Benefits of Ordinance:-
- This action of the Union Government will have a direct impact on effective resolution of stressed assets, particularly in consortium or multiple banking arrangements, as the RBI will be empowered to intervene in specific cases of resolution of non-performing assets, to bring them to a definite conclusion.
- The formation of such committees proposed by ordinance will help lenders take decisions without a fear of prosecution.
- The ordinance is passed at crucial time when Indian banks are suffering from mounting bad loan problem.
However, these measures are only short term in nature. We need to address the structural issues.
- Management of PSU Banks – Government should implement P J Nayak Committee recommendations in totality. Banks should have functional autonomy as well as ability to run as commercial enterprises without any government interference.
- Bond Market – India needs a robust bond market for financing long term infrastructural projects.
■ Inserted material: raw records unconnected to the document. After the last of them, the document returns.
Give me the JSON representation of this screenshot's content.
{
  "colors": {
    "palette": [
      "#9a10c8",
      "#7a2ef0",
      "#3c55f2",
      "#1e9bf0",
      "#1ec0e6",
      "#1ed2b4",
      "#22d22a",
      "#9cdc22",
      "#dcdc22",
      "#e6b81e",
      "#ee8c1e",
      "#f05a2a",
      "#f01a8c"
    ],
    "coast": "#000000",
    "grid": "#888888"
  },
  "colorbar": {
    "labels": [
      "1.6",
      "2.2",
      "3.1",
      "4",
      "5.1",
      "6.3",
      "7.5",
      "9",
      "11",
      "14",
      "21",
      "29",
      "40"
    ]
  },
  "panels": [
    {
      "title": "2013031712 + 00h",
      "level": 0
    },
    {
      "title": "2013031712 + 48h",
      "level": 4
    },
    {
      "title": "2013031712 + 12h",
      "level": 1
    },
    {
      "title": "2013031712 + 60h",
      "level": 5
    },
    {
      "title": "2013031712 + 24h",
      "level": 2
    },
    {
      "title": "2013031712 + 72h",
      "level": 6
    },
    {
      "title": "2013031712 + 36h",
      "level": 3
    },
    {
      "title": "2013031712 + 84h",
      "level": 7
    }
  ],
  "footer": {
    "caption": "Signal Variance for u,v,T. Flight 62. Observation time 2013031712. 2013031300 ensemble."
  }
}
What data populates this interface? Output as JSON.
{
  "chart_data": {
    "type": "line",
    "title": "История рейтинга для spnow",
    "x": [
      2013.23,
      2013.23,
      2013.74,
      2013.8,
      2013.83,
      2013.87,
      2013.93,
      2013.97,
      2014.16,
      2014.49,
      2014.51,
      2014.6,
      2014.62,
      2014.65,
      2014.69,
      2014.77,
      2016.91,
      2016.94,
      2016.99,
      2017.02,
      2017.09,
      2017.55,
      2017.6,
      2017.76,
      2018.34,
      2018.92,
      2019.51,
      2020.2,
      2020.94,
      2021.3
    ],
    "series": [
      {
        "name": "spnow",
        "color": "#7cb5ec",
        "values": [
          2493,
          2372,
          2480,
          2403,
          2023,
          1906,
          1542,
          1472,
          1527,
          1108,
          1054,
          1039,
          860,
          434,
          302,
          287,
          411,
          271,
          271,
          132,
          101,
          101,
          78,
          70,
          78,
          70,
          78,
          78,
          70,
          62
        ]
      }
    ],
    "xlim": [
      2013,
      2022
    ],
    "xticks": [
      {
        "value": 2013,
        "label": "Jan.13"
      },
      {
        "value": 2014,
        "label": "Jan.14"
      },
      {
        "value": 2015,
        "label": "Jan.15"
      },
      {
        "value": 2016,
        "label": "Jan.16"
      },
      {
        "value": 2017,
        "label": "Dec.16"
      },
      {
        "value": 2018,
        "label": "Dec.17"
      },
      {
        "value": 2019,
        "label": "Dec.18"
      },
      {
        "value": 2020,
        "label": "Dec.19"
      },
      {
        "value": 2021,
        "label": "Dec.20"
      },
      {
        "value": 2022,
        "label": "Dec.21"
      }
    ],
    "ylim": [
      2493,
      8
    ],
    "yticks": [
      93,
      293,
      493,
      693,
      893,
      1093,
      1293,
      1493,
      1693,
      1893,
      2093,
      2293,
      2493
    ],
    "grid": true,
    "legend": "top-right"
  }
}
PSU banks lack the capacity to evaluate these projects as well as their financing.
- The amount of 70,000 cr for bank recapitalization is not sufficient to meet the Basel norms. Therefore, the government should either provide more capital or facilitate alternative investment channel.
- Though the Bank Board Bureau has been established and functioning smoothly, time is ripe to consider other recommendation of P. J. Nayak committee.
- Amendment to anti-corruption law
- The government need to fix the policy-level stress affecting sectors such as telecom, power and highways.
- Reviving private investment by crowding-in impact of public investment so as to revive growth cycle which will automatically put the banking crisis on correction mode.